By David Shepardson and David Morgan
WASHINGTON (Reuters) -The U.S. Senate late on Thursday overwhelmingly passed a broad aviation bill to boost air traffic controller staffing, increase funding to avert runway close-call incidents and speed refunds for canceled flights.
The $105 billion, five-year measure reauthorizes the Federal Aviation Administration. The bill prohibits airlines from charging fees for families to sit together and requires airplanes to be equipped with 25-hour cockpit recording devices – up from the current two-hours – and directs the FAA to deploy advanced airport surface technology to help prevent collisions.
The bill adds five daily round-trip flights at busy Washington National Airport and requires airlines to accept vouchers and credits for at least five years.
Efforts to boost aviation safety in the United States have taken on new urgency after a series of near-miss incidents and the Jan. 5 Alaska Airlines Boeing 737 MAX 9 door plug mid-air emergency.

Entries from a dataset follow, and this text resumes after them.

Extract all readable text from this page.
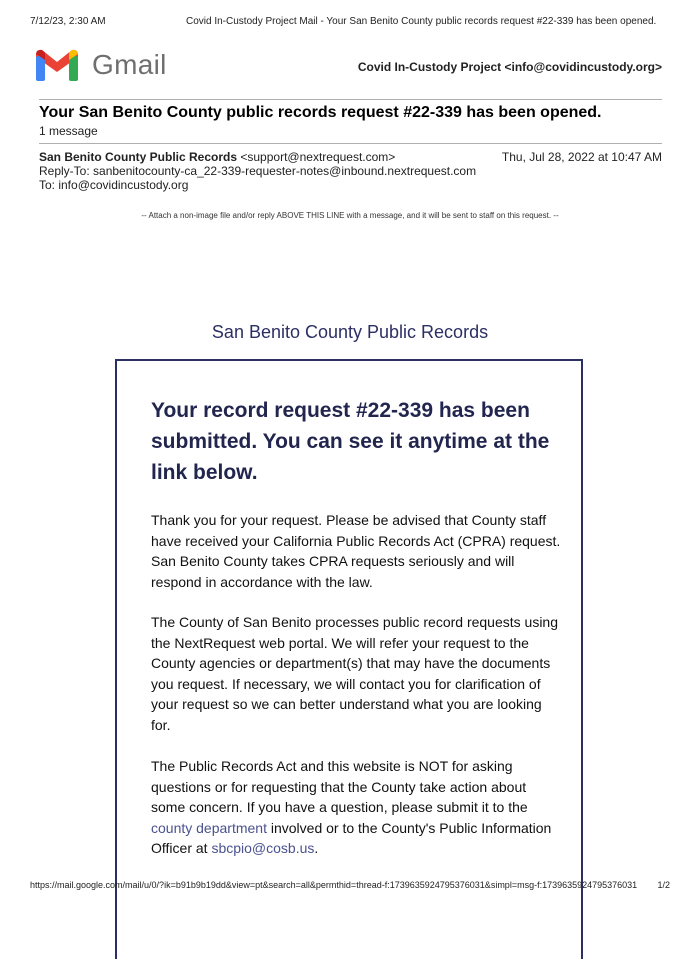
7/12/23, 2:30 AM	Covid In-Custody Project Mail - Your San Benito County public records request #22-339 has been opened.
Gmail	Covid In-Custody Project <info@covidincustody.org>
Your San Benito County public records request #22-339 has been opened.
1 message
San Benito County Public Records <support@nextrequest.com>	Thu, Jul 28, 2022 at 10:47 AM
Reply-To: sanbenitocounty-ca_22-339-requester-notes@inbound.nextrequest.com
To: info@covidincustody.org
-- Attach a non-image file and/or reply ABOVE THIS LINE with a message, and it will be sent to staff on this request. --
San Benito County Public Records
Your record request #22-339 has been submitted. You can see it anytime at the link below.
Thank you for your request. Please be advised that County staff have received your California Public Records Act (CPRA) request. San Benito County takes CPRA requests seriously and will respond in accordance with the law.
The County of San Benito processes public record requests using the NextRequest web portal. We will refer your request to the County agencies or department(s) that may have the documents you request. If necessary, we will contact you for clarification of your request so we can better understand what you are looking for.
The Public Records Act and this website is NOT for asking questions or for requesting that the County take action about some concern. If you have a question, please submit it to the county department involved or to the County's Public Information Officer at sbcpio@cosb.us.
https://mail.google.com/mail/u/0/?ik=b91b9b19dd&view=pt&search=all&permthid=thread-f:1739635924795376031&simpl=msg-f:1739635924795376031 1/2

The bill, which is expected to get final approval next week from the U.S. House of Representatives, does not raise the mandatory pilot retirement age to 67 as lawmakers had sought to do last year.

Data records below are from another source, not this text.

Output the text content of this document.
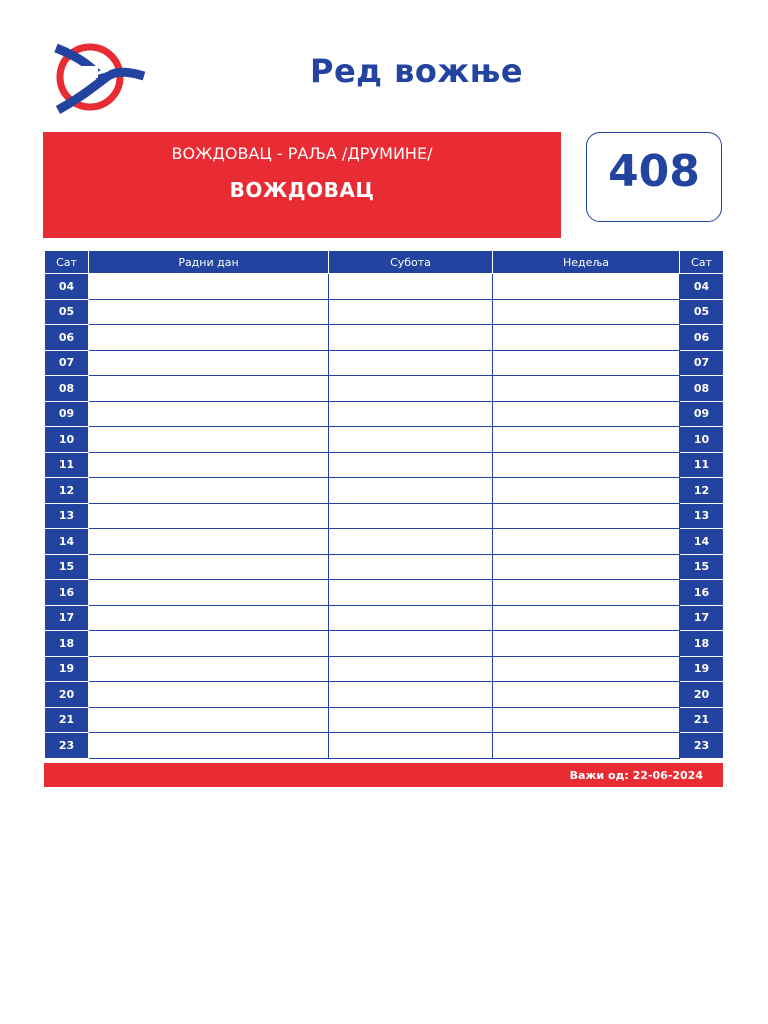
Ред вожње
ВОЖДОВАЦ - РАЉА /ДРУМИНЕ/
ВОЖДОВАЦ	408
Сат	Радни дан	Субота	Недеља	Сат
04				04
05				05
06				06
07				07
08				08
09				09
10				10
11				11
12				12
13				13
14				14
15				15
16				16
17				17
18				18
19				19
20				20
21				21
23				23
Важи од: 22-06-2024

Earlier this week, lawmakers agreed to revise language to ensure quick refunds for airline passengers whose flights are canceled who bought non-refundable tickets and who are not seeking alternative flights.

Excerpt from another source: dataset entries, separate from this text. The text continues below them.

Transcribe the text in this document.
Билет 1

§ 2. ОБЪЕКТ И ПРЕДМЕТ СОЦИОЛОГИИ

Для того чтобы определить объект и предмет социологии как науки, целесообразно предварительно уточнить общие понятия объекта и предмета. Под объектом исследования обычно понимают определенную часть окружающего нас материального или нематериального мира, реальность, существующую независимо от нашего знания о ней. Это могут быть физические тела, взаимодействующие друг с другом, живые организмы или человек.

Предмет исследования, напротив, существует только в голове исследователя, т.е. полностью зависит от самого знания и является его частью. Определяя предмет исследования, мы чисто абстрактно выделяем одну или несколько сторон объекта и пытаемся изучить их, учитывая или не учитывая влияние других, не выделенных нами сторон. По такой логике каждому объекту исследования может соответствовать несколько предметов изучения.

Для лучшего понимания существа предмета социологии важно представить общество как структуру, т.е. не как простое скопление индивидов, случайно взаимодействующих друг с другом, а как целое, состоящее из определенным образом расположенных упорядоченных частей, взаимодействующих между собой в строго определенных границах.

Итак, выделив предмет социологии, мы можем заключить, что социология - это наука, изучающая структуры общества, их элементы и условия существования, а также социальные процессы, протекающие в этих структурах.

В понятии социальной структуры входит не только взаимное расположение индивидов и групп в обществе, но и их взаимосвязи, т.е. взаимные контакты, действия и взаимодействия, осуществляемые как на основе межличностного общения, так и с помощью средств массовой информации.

The bill raises maximum civil penalties for airline consumer violations from $25,000 per violation to $75,000 and aims to address a shortage of 3,000 air traffic controllers by directing the FAA to implement improved staffing standards and to hire more inspectors, engineers and technical specialists.
Congress will not establish minimum seat size requirements, leaving that instead to the FAA. The bill requires the Transportation Department to create a dashboard that shows consumers the minimum seat size for each U.S. airline.
Congress also rejected many other consumer provisions the Biden administration sought.
The bill also reauthorizes the National Transportation Safety Board and boosts staffing at the safety investigation agency. It also seeks to boost adoption of drones and flying air taxis into the national airspace and extends through Oct. 1 existing government counter-drone authority.